Their Weakness eClipboard is in-office, tablet-based only. No pre-visit intake, no SMS delivery, no OCR, no eligibility, no AI. Open Dental's strength is the PMS, not patient-facing intake. eClipboard is a basic add-on.
Our Counter "We're huge fans of Open Dental — it's our deepest integration. IntakeIQ supercharges Open Dental by adding pre-visit intelligent intake. Think of us as eClipboard on steroids: your patients complete everything on their phone before they walk in, and it all syncs to Open Dental automatically."
Proof Point Open Dental practices are our fastest-growing segment. The open API makes integration seamless. Practices see the value immediately because they already appreciate modern, open technology.
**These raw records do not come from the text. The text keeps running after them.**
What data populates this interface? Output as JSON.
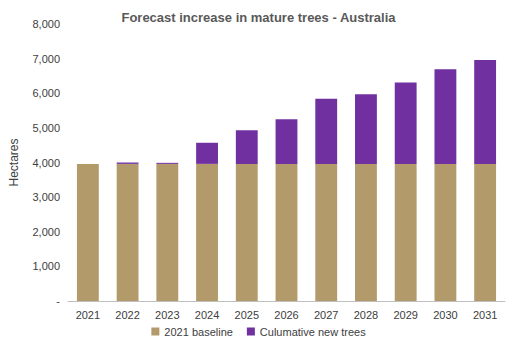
{
  "chart_data": {
    "type": "bar",
    "title": "Forecast increase in mature trees - Australia",
    "y_label": "Hectares",
    "categories": [
      "2021",
      "2022",
      "2023",
      "2024",
      "2025",
      "2026",
      "2027",
      "2028",
      "2029",
      "2030",
      "2031"
    ],
    "series": [
      {
        "name": "2021 baseline",
        "color": "#b39a6b",
        "values": [
          3960,
          3960,
          3960,
          3960,
          3960,
          3960,
          3960,
          3960,
          3960,
          3960,
          3960
        ]
      },
      {
        "name": "Culumative new trees",
        "color": "#7030a0",
        "values": [
          0,
          40,
          30,
          610,
          970,
          1290,
          1880,
          2010,
          2350,
          2730,
          3000
        ]
      }
    ],
    "ylim": [
      0,
      8000
    ],
    "yticks": [
      {
        "value": 0,
        "label": "-"
      },
      {
        "value": 1000,
        "label": "1,000"
      },
      {
        "value": 2000,
        "label": "2,000"
      },
      {
        "value": 3000,
        "label": "3,000"
      },
      {
        "value": 4000,
        "label": "4,000"
      },
      {
        "value": 5000,
        "label": "5,000"
      },
      {
        "value": 6000,
        "label": "6,000"
      },
      {
        "value": 7000,
        "label": "7,000"
      },
      {
        "value": 8000,
        "label": "8,000"
      }
    ],
    "stacked": true,
    "grid": false,
    "legend": "bottom"
  }
}
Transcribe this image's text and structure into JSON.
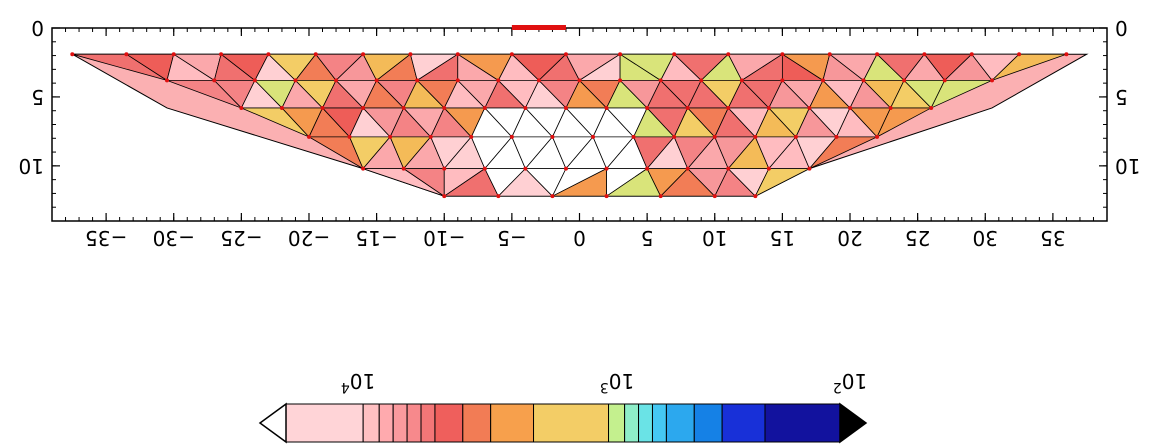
{
  "plot": {
    "x_ticks": [
      35,
      30,
      25,
      20,
      15,
      10,
      5,
      0,
      -5,
      -10,
      -15,
      -20,
      -25,
      -30,
      -35
    ],
    "y_ticks": [
      0,
      5,
      10
    ],
    "x_range": [
      39,
      -39
    ],
    "y_range": [
      0,
      14
    ]
  },
  "colorbar": {
    "labels": [
      {
        "text": "10",
        "exp": "4"
      },
      {
        "text": "10",
        "exp": "3"
      },
      {
        "text": "10",
        "exp": "2"
      }
    ],
    "colors": [
      "#ffd4d7",
      "#ffc0c2",
      "#ffaaae",
      "#fb9a9e",
      "#f7898c",
      "#f37677",
      "#ef5f5c",
      "#f27c55",
      "#f7a04c",
      "#f3cd66",
      "#c4f08e",
      "#8eeec9",
      "#6ae3e6",
      "#45c8f3",
      "#2ca8ee",
      "#1581e6",
      "#1830d8",
      "#12129e",
      "#000000"
    ],
    "over_color": "#000000",
    "under_color": "#ffffff"
  },
  "electrode_span": {
    "x_start": -1,
    "x_end": -5
  }
}
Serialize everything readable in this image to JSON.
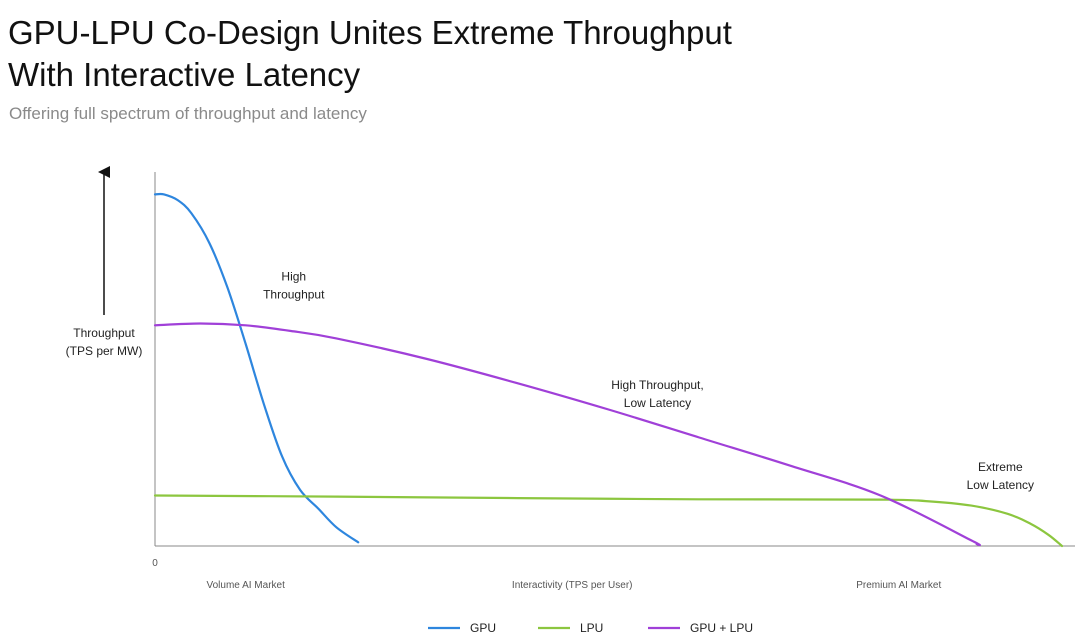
{
  "header": {
    "title": "GPU-LPU Co-Design Unites Extreme Throughput With Interactive Latency",
    "subtitle": "Offering full spectrum of throughput and latency"
  },
  "chart_data": {
    "type": "line",
    "title": "GPU-LPU Co-Design Unites Extreme Throughput With Interactive Latency",
    "subtitle": "Offering full spectrum of throughput and latency",
    "ylabel_lines": [
      "Throughput",
      "(TPS per MW)"
    ],
    "xlabel": "Interactivity (TPS per User)",
    "x_origin_label": "0",
    "x_region_labels": [
      {
        "text": "Volume AI Market",
        "x": 10
      },
      {
        "text": "Interactivity (TPS per User)",
        "x": 46
      },
      {
        "text": "Premium AI Market",
        "x": 82
      }
    ],
    "xlim": [
      0,
      100
    ],
    "ylim": [
      0,
      100
    ],
    "grid": false,
    "legend_position": "bottom-center",
    "series": [
      {
        "name": "GPU",
        "color": "#2e86de",
        "x": [
          0,
          1,
          2.5,
          4,
          6,
          8,
          10,
          12,
          14,
          16,
          18,
          20,
          22.4
        ],
        "y": [
          94,
          94,
          92.5,
          89,
          81,
          69,
          54,
          38,
          24,
          15,
          10,
          5,
          1
        ]
      },
      {
        "name": "LPU",
        "color": "#8cc63f",
        "x": [
          0,
          20,
          40,
          60,
          80,
          85,
          90,
          94,
          96.5,
          98.5,
          100
        ],
        "y": [
          13.5,
          13.2,
          12.8,
          12.5,
          12.4,
          12.0,
          10.8,
          8.6,
          6.0,
          3.0,
          0
        ]
      },
      {
        "name": "GPU + LPU",
        "color": "#a040d8",
        "x": [
          0,
          5,
          10,
          15,
          20,
          30,
          40,
          50,
          60,
          70,
          80,
          90,
          90.6
        ],
        "y": [
          59,
          59.5,
          59,
          57.5,
          55.5,
          50,
          43.5,
          36.5,
          29,
          21.5,
          13.5,
          1.5,
          0.5
        ]
      }
    ],
    "annotations": [
      {
        "lines": [
          "High",
          "Throughput"
        ],
        "x": 15.3,
        "y": 71
      },
      {
        "lines": [
          "High Throughput,",
          "Low Latency"
        ],
        "x": 55.4,
        "y": 42
      },
      {
        "lines": [
          "Extreme",
          "Low Latency"
        ],
        "x": 93.2,
        "y": 20
      }
    ]
  }
}
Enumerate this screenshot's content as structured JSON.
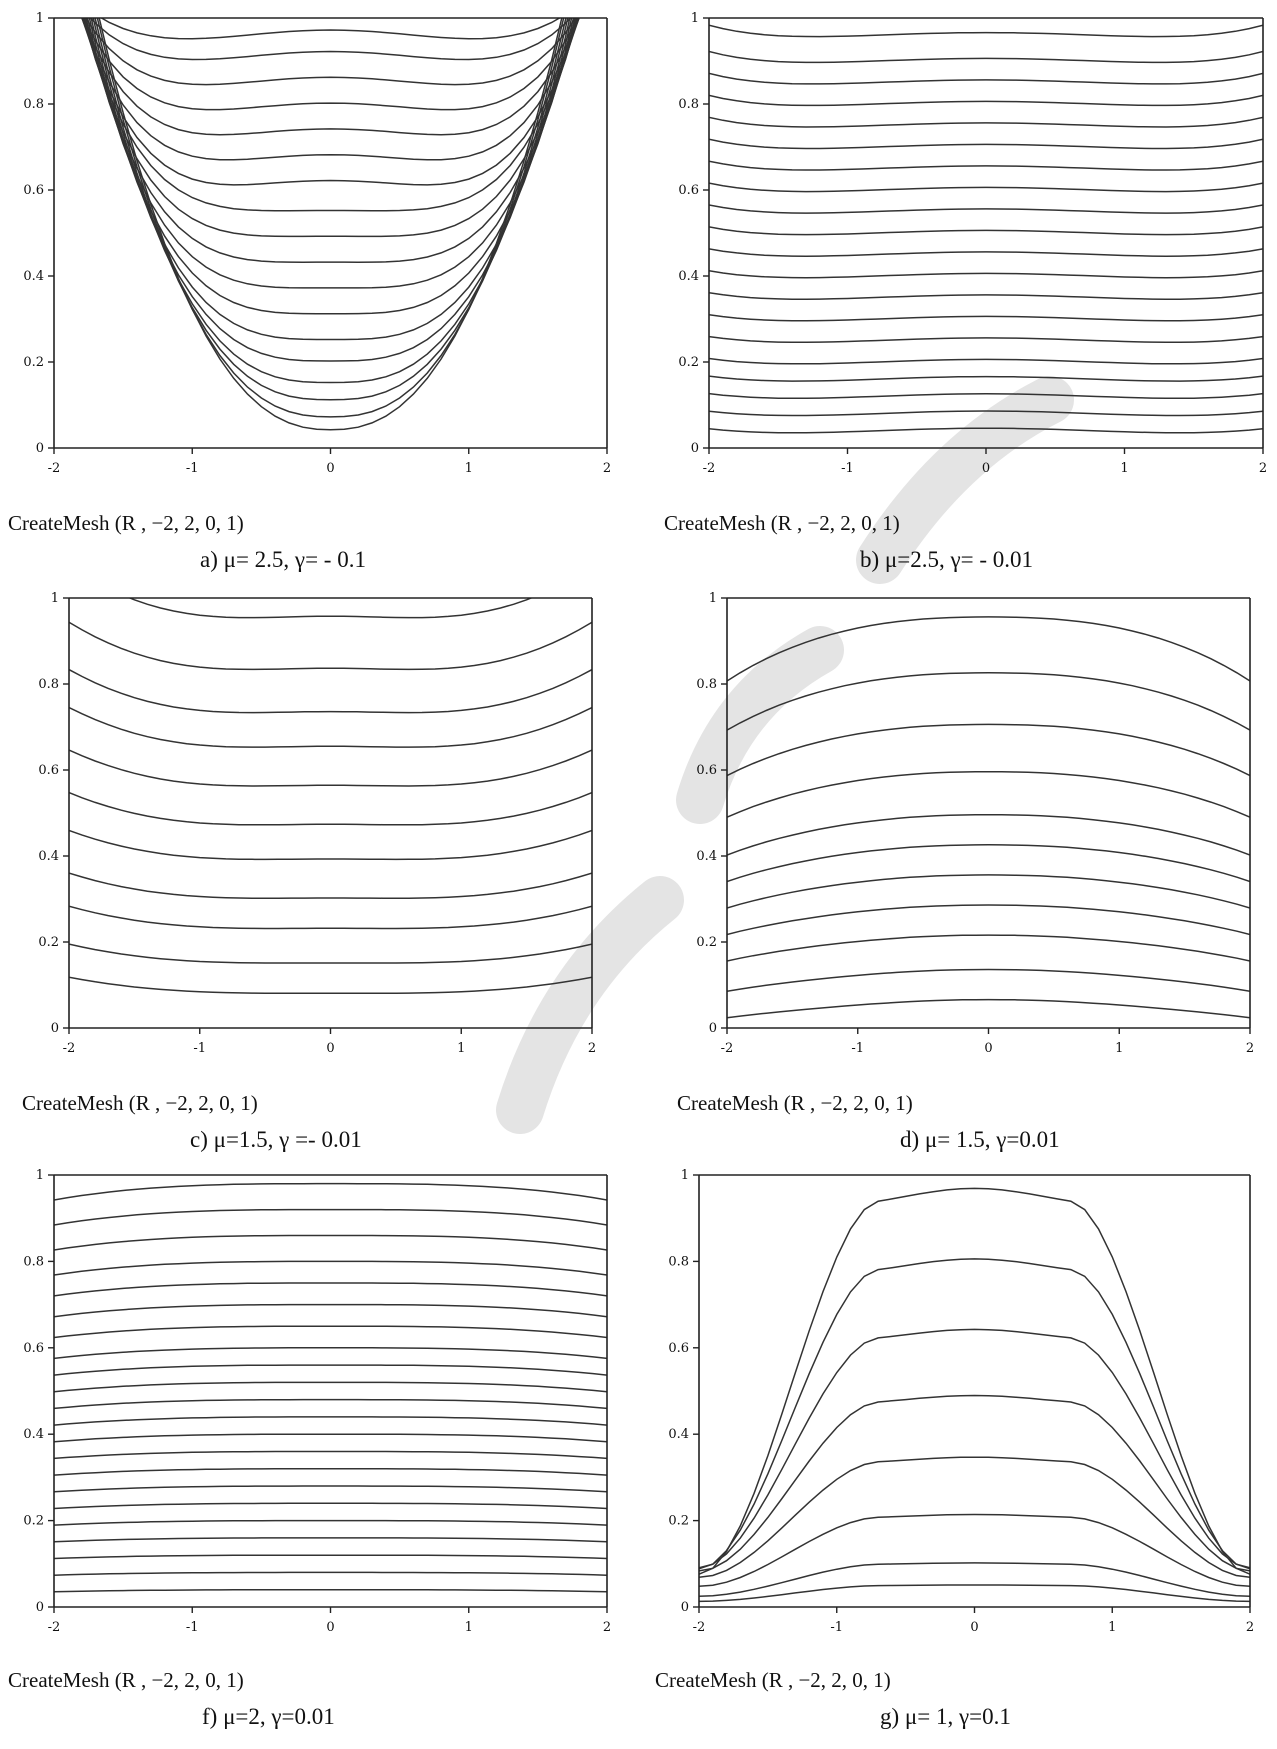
{
  "figure": {
    "panels": [
      {
        "id": "a",
        "caption": "a) μ= 2.5, γ= - 0.1",
        "mesh_label": "CreateMesh (R , −2, 2, 0, 1)"
      },
      {
        "id": "b",
        "caption": "b) μ=2.5, γ= - 0.01",
        "mesh_label": "CreateMesh (R , −2, 2, 0, 1)"
      },
      {
        "id": "c",
        "caption": "c) μ=1.5,  γ =- 0.01",
        "mesh_label": "CreateMesh (R , −2, 2, 0, 1)"
      },
      {
        "id": "d",
        "caption": "d) μ= 1.5,  γ=0.01",
        "mesh_label": "CreateMesh (R , −2, 2, 0, 1)"
      },
      {
        "id": "f",
        "caption": "f) μ=2,   γ=0.01",
        "mesh_label": "CreateMesh (R , −2, 2, 0, 1)"
      },
      {
        "id": "g",
        "caption": "g) μ= 1,  γ=0.1",
        "mesh_label": "CreateMesh (R , −2, 2, 0, 1)"
      }
    ]
  },
  "chart_data": [
    {
      "type": "contour",
      "panel": "a",
      "xlim": [
        -2,
        2
      ],
      "ylim": [
        0,
        1
      ],
      "xticks": [
        "-2",
        "-1",
        "0",
        "1",
        "2"
      ],
      "yticks": [
        "0",
        "0.2",
        "0.4",
        "0.6",
        "0.8",
        "1"
      ],
      "xlabel": "",
      "ylabel": "",
      "contour_shape": "u-bowl",
      "levels": [
        0.04,
        0.07,
        0.11,
        0.15,
        0.2,
        0.25,
        0.31,
        0.37,
        0.43,
        0.49,
        0.55,
        0.61,
        0.67,
        0.73,
        0.79,
        0.85,
        0.91,
        0.96
      ]
    },
    {
      "type": "contour",
      "panel": "b",
      "xlim": [
        -2,
        2
      ],
      "ylim": [
        0,
        1
      ],
      "xticks": [
        "-2",
        "-1",
        "0",
        "1",
        "2"
      ],
      "yticks": [
        "0",
        "0.2",
        "0.4",
        "0.6",
        "0.8",
        "1"
      ],
      "xlabel": "",
      "ylabel": "",
      "contour_shape": "flat-slight-up",
      "levels": [
        0.04,
        0.08,
        0.12,
        0.16,
        0.2,
        0.25,
        0.3,
        0.35,
        0.4,
        0.45,
        0.5,
        0.55,
        0.6,
        0.65,
        0.7,
        0.75,
        0.8,
        0.85,
        0.9,
        0.96
      ]
    },
    {
      "type": "contour",
      "panel": "c",
      "xlim": [
        -2,
        2
      ],
      "ylim": [
        0,
        1
      ],
      "xticks": [
        "-2",
        "-1",
        "0",
        "1",
        "2"
      ],
      "yticks": [
        "0",
        "0.2",
        "0.4",
        "0.6",
        "0.8",
        "1"
      ],
      "xlabel": "",
      "ylabel": "",
      "contour_shape": "mild-up",
      "levels": [
        0.08,
        0.15,
        0.23,
        0.3,
        0.39,
        0.47,
        0.56,
        0.65,
        0.73,
        0.83,
        0.95
      ]
    },
    {
      "type": "contour",
      "panel": "d",
      "xlim": [
        -2,
        2
      ],
      "ylim": [
        0,
        1
      ],
      "xticks": [
        "-2",
        "-1",
        "0",
        "1",
        "2"
      ],
      "yticks": [
        "0",
        "0.2",
        "0.4",
        "0.6",
        "0.8",
        "1"
      ],
      "xlabel": "",
      "ylabel": "",
      "contour_shape": "mild-down",
      "levels": [
        0.06,
        0.13,
        0.21,
        0.28,
        0.35,
        0.42,
        0.49,
        0.59,
        0.7,
        0.82,
        0.95
      ]
    },
    {
      "type": "contour",
      "panel": "f",
      "xlim": [
        -2,
        2
      ],
      "ylim": [
        0,
        1
      ],
      "xticks": [
        "-2",
        "-1",
        "0",
        "1",
        "2"
      ],
      "yticks": [
        "0",
        "0.2",
        "0.4",
        "0.6",
        "0.8",
        "1"
      ],
      "xlabel": "",
      "ylabel": "",
      "contour_shape": "flat-slight-down",
      "levels": [
        0.04,
        0.08,
        0.12,
        0.16,
        0.2,
        0.24,
        0.28,
        0.32,
        0.36,
        0.4,
        0.44,
        0.48,
        0.52,
        0.56,
        0.6,
        0.65,
        0.7,
        0.75,
        0.8,
        0.86,
        0.92,
        0.98
      ]
    },
    {
      "type": "contour",
      "panel": "g",
      "xlim": [
        -2,
        2
      ],
      "ylim": [
        0,
        1
      ],
      "xticks": [
        "-2",
        "-1",
        "0",
        "1",
        "2"
      ],
      "yticks": [
        "0",
        "0.2",
        "0.4",
        "0.6",
        "0.8",
        "1"
      ],
      "xlabel": "",
      "ylabel": "",
      "contour_shape": "plateau",
      "levels": [
        0.05,
        0.1,
        0.21,
        0.34,
        0.48,
        0.63,
        0.79,
        0.95
      ]
    }
  ]
}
6. Win Scenarios & Loss Scenarios

Understanding where we win and where we might lose helps the team focus on high-probability opportunities and de-risk competitive deals.

When We Win

  • Modernizing practice: Owner/manager is actively looking to digitize and automate. Paper intake is a known pain point. They're comparing options and value AI-native capabilities.
  • Staff shortage: Practice can't hire front desk staff. Needs technology to do more with less. IntakeIQ's automation directly addresses headcount constraints.
  • DSO standardizing intake: Multi-location group needs consistent intake across all sites. Existing PMS-native tools are too basic or inconsistent. IntakeIQ's multi-location dashboard and standardized workflows win.
  • High denial rates: Practice losing $10K+/year to claim denials from bad intake data. IntakeIQ's OCR + eligibility verification directly reduce denial rates.
  • Patient experience focus: Practice competes on experience (cosmetic, high-end GP, pediatric). Pre-visit mobile intake impresses patients and reduces wait times.
  • Open Dental user: Already on the most integration-friendly PMS. Low switching cost, fast implementation, immediate value recognition.

When We Might Lose

  • Locked into PMS ecosystem: Practice is deeply embedded in Dentrix/Eaglesoft and refuses to add any non-Henry Schein/Patterson vendor. "We only buy from our PMS company."
  • Enterprise with custom needs: Very large DSO (200+ locations) needs heavily customized workflows, on-premise deployment, or integration with proprietary internal systems. May need Phreesia-level enterprise services.
  • Zero budget: Practice is cost-constrained and unwilling to spend $199+/mo on intake automation. Will stick with paper or use free PMS-included tools regardless of limitations.
  • Recent Weave/NexHealth commit: Practice just signed a 2-year contract with a competitor. Even if IntakeIQ is better for intake, they won't pay for two overlapping tools until the contract expires.
  • "We don't need AI": Skeptical practice that views AI as hype. Not interested in medical history analysis or intelligent features. Just wants basic digital forms — and cheaper options exist.

Strategic Implication

Our ideal customer profile (ICP) is a practice or DSO that: (1) has a known intake pain point, (2) is open to modern technology, (3) values automation over manual processes, and (4) uses or is willing to use a PMS we integrate with. Qualification should screen for these factors early. Don't spend cycles on practices that are locked in, budget-zero, or AI-skeptical — those are future opportunities, not current ones.